Breast and Ovarian cancers are the most common forms of cancer in women and constitute a major cause of cancer related mortality in women. Around 10-15% of breast cancers are attributed to mutations or alterations in BRCA1/2 genes, causing 40-50% of hereditary breast cancers. BRCA mutation may be inherited (germline BRCA) or arise de novo as a result of combinatorial genetic and environmental factors (somatic BRCA). Onlymyhealth spoke to Dr. Monisha Banerjee, Senior Consultant, Molecular Genomics, Metropolis Healthcare Ltd, to know about genetic counseling and breast cancer risk.
Potentially pathogenic mutations in BRCA1 and BRCA2 genes are associated with increased risk of hereditary breast cancer and ovarian cancer (HBOC). It includes other cancers of fallopian tube, peritoneal, prostate cancer, melanoma, and rare subtypes of Fanconi anemia. BRCA1/2 belongs to a class of human genes known as tumor suppressor genes that help in DNA damage repair and cell stability, which helps prevent uncontrolled cell growth. Any changes/errors in BRCA gene disrupt the function of proteins and thus are more likely to cause breast cancer.
Genetic Testing For Breast Cancer
Early risk detection of breast cancer through genetic testing can influence patient management in terms of high-risk screening and risk reduction and can help identify targeted therapies directed towards the individual patient’s tumor profile. Genetic testing is provided by multigene panels including BRCA1/2 and other breast and ovarian cancer associated genes (including CDH1, PALB2, PTEN, and TP53) to identify inherited mutations (Germline), while somatic mutation testing is performed on tumor to provide personalized treatment for breast cancer.
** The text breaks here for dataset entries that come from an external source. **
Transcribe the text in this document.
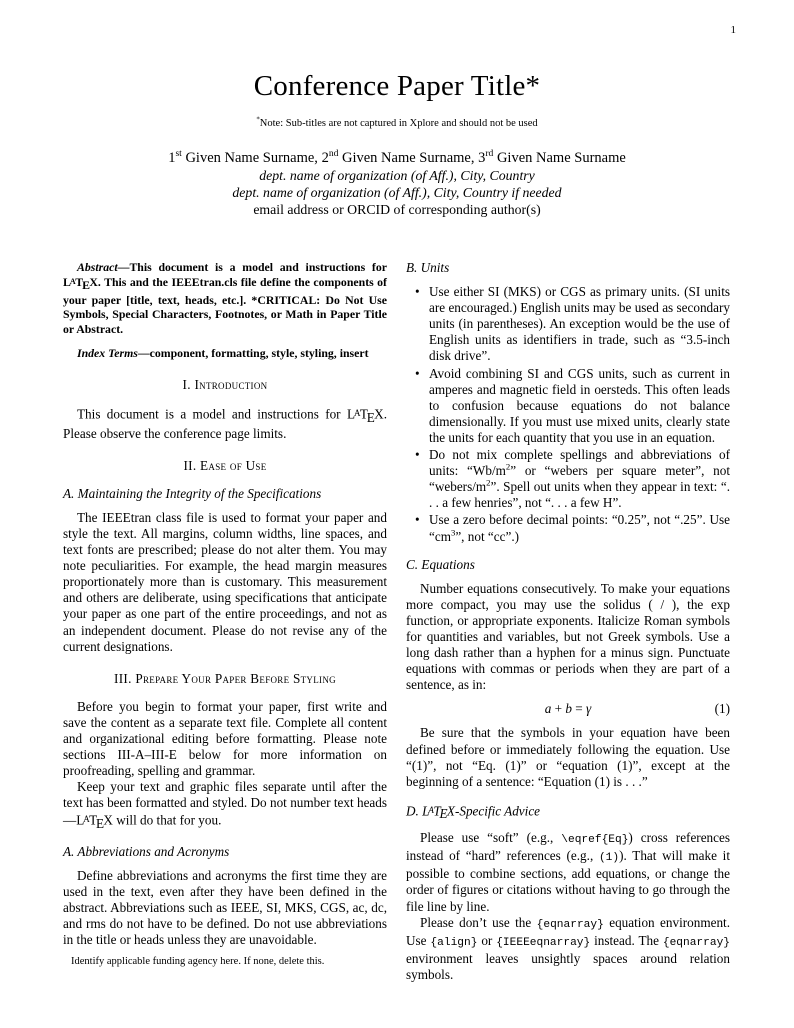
1
Conference Paper Title*
*Note: Sub-titles are not captured in Xplore and should not be used
1st Given Name Surname, 2nd Given Name Surname, 3rd Given Name Surname
dept. name of organization (of Aff.), City, Country
dept. name of organization (of Aff.), City, Country if needed
email address or ORCID of corresponding author(s)

Abstract—This document is a model and instructions for LATEX. This and the IEEEtran.cls file define the components of your paper [title, text, heads, etc.]. *CRITICAL: Do Not Use Symbols, Special Characters, Footnotes, or Math in Paper Title or Abstract.

Index Terms—component, formatting, style, styling, insert

I. Introduction

This document is a model and instructions for LATEX. Please observe the conference page limits.

II. Ease of Use
A. Maintaining the Integrity of the Specifications

The IEEEtran class file is used to format your paper and style the text. All margins, column widths, line spaces, and text fonts are prescribed; please do not alter them. You may note peculiarities. For example, the head margin measures proportionately more than is customary. This measurement and others are deliberate, using specifications that anticipate your paper as one part of the entire proceedings, and not as an independent document. Please do not revise any of the current designations.

III. Prepare Your Paper Before Styling

Before you begin to format your paper, first write and save the content as a separate text file. Complete all content and organizational editing before formatting. Please note sections III-A–III-E below for more information on proofreading, spelling and grammar.

Keep your text and graphic files separate until after the text has been formatted and styled. Do not number text heads—LATEX will do that for you.

A. Abbreviations and Acronyms

Define abbreviations and acronyms the first time they are used in the text, even after they have been defined in the abstract. Abbreviations such as IEEE, SI, MKS, CGS, ac, dc, and rms do not have to be defined. Do not use abbreviations in the title or heads unless they are unavoidable.

B. Units
• Use either SI (MKS) or CGS as primary units. (SI units are encouraged.) English units may be used as secondary units (in parentheses). An exception would be the use of English units as identifiers in trade, such as “3.5-inch disk drive”.
• Avoid combining SI and CGS units, such as current in amperes and magnetic field in oersteds. This often leads to confusion because equations do not balance dimensionally. If you must use mixed units, clearly state the units for each quantity that you use in an equation.
• Do not mix complete spellings and abbreviations of units: “$Wb/m^2$” or “webers per square meter”, not “$webers/m^2$”. Spell out units when they appear in text: “. . . a few henries”, not “. . . a few H”.
• Use a zero before decimal points: “0.25”, not “.25”. Use “$cm^3$”, not “cc”.)
C. Equations

Number equations consecutively. To make your equations more compact, you may use the solidus ( / ), the exp function, or appropriate exponents. Italicize Roman symbols for quantities and variables, but not Greek symbols. Use a long dash rather than a hyphen for a minus sign. Punctuate equations with commas or periods when they are part of a sentence, as in:

a + b = γ	(1)

Be sure that the symbols in your equation have been defined before or immediately following the equation. Use “(1)”, not “Eq. (1)” or “equation (1)”, except at the beginning of a sentence: “Equation (1) is . . .”

D. LATEX-Specific Advice

Please use “soft” (e.g., \eqref{Eq}) cross references instead of “hard” references (e.g., (1)). That will make it possible to combine sections, add equations, or change the order of figures or citations without having to go through the file line by line.

Please don’t use the {eqnarray} equation environment. Use {align} or {IEEEeqnarray} instead. The {eqnarray} environment leaves unsightly spaces around relation symbols.

Identify applicable funding agency here. If none, delete this.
Several breast cancer treatment options, include surgery, systemic therapy with chemotherapy, radiation therapy, hormone therapy, immunotherapy and targeted drug therapy and are based on the stage of cancer and its genomic profile. The oral PARP inhibitor Olaparib is an adjuvant therapy for the treatment of patients with recurrent ovarian cancer and a BRCA mutation, and it has shown significantly improved overall survival in patients with metastatic breast cancer and Germline BRCA mutated breast cancer. BRCA1/2 testing is indicated in women and men:
1) Who have a family history of breast, pancreatic, ovarian, fallopian tube, peritoneal or prostate cancer
2) Deleterious BRCA1/2 mutation in a relative
3) Multiple family members with related cancers
4) Individuals with triple negative (Estrogen receptor, progesterone receptor and Her2/neu) breast cancer at < 60 years of age
5) Male Breast cancer
6) Ashkenazi Jewish descent with personal history of Breast, Ovarian or Pancreatic cancer
What is pre and post test counseling?
Pre and post-test counseling is important and imperative for individuals diagnosed with cancer as it helps appropriate testing and discussion of management options. Genetic counseling should be performed by trained health professionals and primary care clinicians. Genetic risk assessment and BRCA1/2 testing are multistep genetic counseling approaches to kindred analysis and subsequent clinical management of breast cancer.
1. Pre-test counseling
Pre-test counseling includes identification of potential candidates who need to undergo genetic testing, information of the genetic test and the benefits and limitations of the test. It is important to know the family and personal history of cancer (including types of cancer and age of diagnosis) and ancestry to determine and choose the right test for evaluation of breast cancer in the individual. This allows optimal surveillance and early detection and prevention of cancer.
2. Post-test counseling
Post-test counseling involves the discussion and implication of test results (Pathogenic, Benign or Variant of unclear significance) and management options. Identification of BRCA1/2 gene mutation does not mean that the person will develop cancer but is at high risk for the cancer. A positive result would allow cascade testing in families to identify high risk individuals who would need appropriate screening and risk reduction interventions, while a negative result includes a sense of relief that preventive check-ups, tests or surgeries may not be needed.
Breast cancer cases are increasing at a much faster rate than a decade ago and current trends indicate that disease is occurring at a younger age in Indian women. Advancements in personalized treatments have improved the survival rate and quality of life in breast cancer patients. A comprehensive awareness program, effective implementation of sensitive screening protocols, opportunities for early molecular testing, treatment advances and preventive approach could go a long way in the control, better survival rate, good patient outcomes and management of the disease.